Artistically bankrupt metal bands typically rerecord their early material after milking the revenue streams dry through reissues, remasters, anniversary tours, and boxed sets. While the original recordings typically aren’t pristine productions, all charm is lost in the sample-replaced, quantized, digitally-reamped, and phase-butchered retreads shat out by an obsessive tinkerer’s digital audio workstation. All enthusiasm in the performances is butchered by years of alcohol abuse and aging journeyman musicians collecting just another paycheck, e.g. Sodom’s The Final Sign of Evil, Manowar’s Battle Hymns MMXI, and Bolt Thrower’s “World Eater ‘94”. Snowland MMXII is one of the few exceptions to this rule of rehash.
The original Snowland relied heavily on poor production and lead keyboard melodies at times bordered on tribute to Sorcier des Glaces‘s Norwegian forebears to establish a nihilistic, inhuman atmosphere. Snowland MMXII‘s production and mix is relatively cleaned up and digitally compressed but still delightfully dirty in the right places. The rerecording establishes atmosphere through the refined and elaborated musical composition where the Snowland CD-R relied on mere aesthetic elements such as tape hiss and and panning everything to the right in hatred of human binaural hearing.
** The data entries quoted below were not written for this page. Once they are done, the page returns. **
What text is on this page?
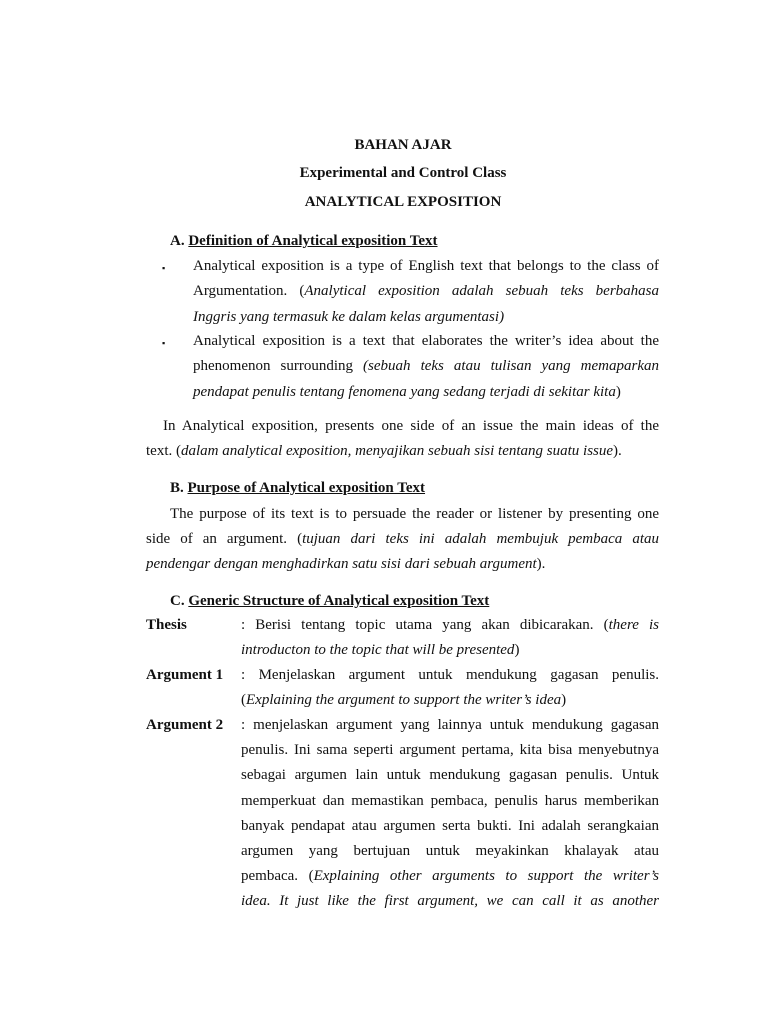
BAHAN AJAR
Experimental and Control Class
ANALYTICAL EXPOSITION
A. Definition of Analytical exposition Text
▪ Analytical exposition is a type of English text that belongs to the class of
Argumentation. (Analytical exposition adalah sebuah teks berbahasa
Inggris yang termasuk ke dalam kelas argumentasi)
▪ Analytical exposition is a text that elaborates the writer’s idea about the
phenomenon surrounding (sebuah teks atau tulisan yang memaparkan
pendapat penulis tentang fenomena yang sedang terjadi di sekitar kita)
In Analytical exposition, presents one side of an issue the main ideas of the
text. (dalam analytical exposition, menyajikan sebuah sisi tentang suatu issue).
B. Purpose of Analytical exposition Text
The purpose of its text is to persuade the reader or listener by presenting one
side of an argument. (tujuan dari teks ini adalah membujuk pembaca atau
pendengar dengan menghadirkan satu sisi dari sebuah argument).
C. Generic Structure of Analytical exposition Text
Thesis	: Berisi tentang topic utama yang akan dibicarakan. (there is
introducton to the topic that will be presented)
Argument 1 : Menjelaskan argument untuk mendukung gagasan penulis.
(Explaining the argument to support the writer’s idea)
Argument 2 : menjelaskan argument yang lainnya untuk mendukung gagasan
penulis. Ini sama seperti argument pertama, kita bisa menyebutnya
sebagai argumen lain untuk mendukung gagasan penulis. Untuk
memperkuat dan memastikan pembaca, penulis harus memberikan
banyak pendapat atau argumen serta bukti. Ini adalah serangkaian
argumen yang bertujuan untuk meyakinkan khalayak atau
pembaca. (Explaining other arguments to support the writer’s
idea. It just like the first argument, we can call it as another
All the keyboard leads so prevalent in late Nineties black metal are gone; Snowland MMXII was recorded after Sorcier des Glaces’ anti-keyboard epiphany. Expanded rhythm and lead guitar parts replace them with more variations and tremolo picked, arpeggiated chromatic chord progressions. Hyper-extended riff phrasing constructs internal riff narrative in what would otherwise be conventionally structured verse-chorus-verse songs. Luc Gaulin’s metronomic drumming is similarly improved over the lethargic in comparison original: he now ritualistically keeps time, building tension through repeated blast beats alleviated with rhythmic catharsis in precisely-placed fills.
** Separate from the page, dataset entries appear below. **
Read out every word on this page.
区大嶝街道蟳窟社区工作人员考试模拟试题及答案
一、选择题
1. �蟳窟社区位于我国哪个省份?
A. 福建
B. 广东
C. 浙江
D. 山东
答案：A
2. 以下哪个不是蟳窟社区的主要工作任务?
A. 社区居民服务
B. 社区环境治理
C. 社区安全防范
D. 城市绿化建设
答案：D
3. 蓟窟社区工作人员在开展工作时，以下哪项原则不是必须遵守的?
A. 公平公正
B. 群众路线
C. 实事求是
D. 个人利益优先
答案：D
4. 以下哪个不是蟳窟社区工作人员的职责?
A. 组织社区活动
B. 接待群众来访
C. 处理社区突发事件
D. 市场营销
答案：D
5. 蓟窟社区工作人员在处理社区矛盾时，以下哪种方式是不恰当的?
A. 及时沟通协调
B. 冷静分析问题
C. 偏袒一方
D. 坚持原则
Snowland MMXII entrances deep into a primeval Canadian wilderness that cares naught about the absurdity of continuous human existence. Replacing the original as the band’s most essential material, it conveys the sort of existential nihilism and misanthropy typically seen in a Herzog film through black metal music: the awesome discovery of a pristine, unconquered temperate biome and nihilistic desperation upon realization that the uncaring natural forces of the world seemingly embrace, encourage, and hasten the self’s eventual death.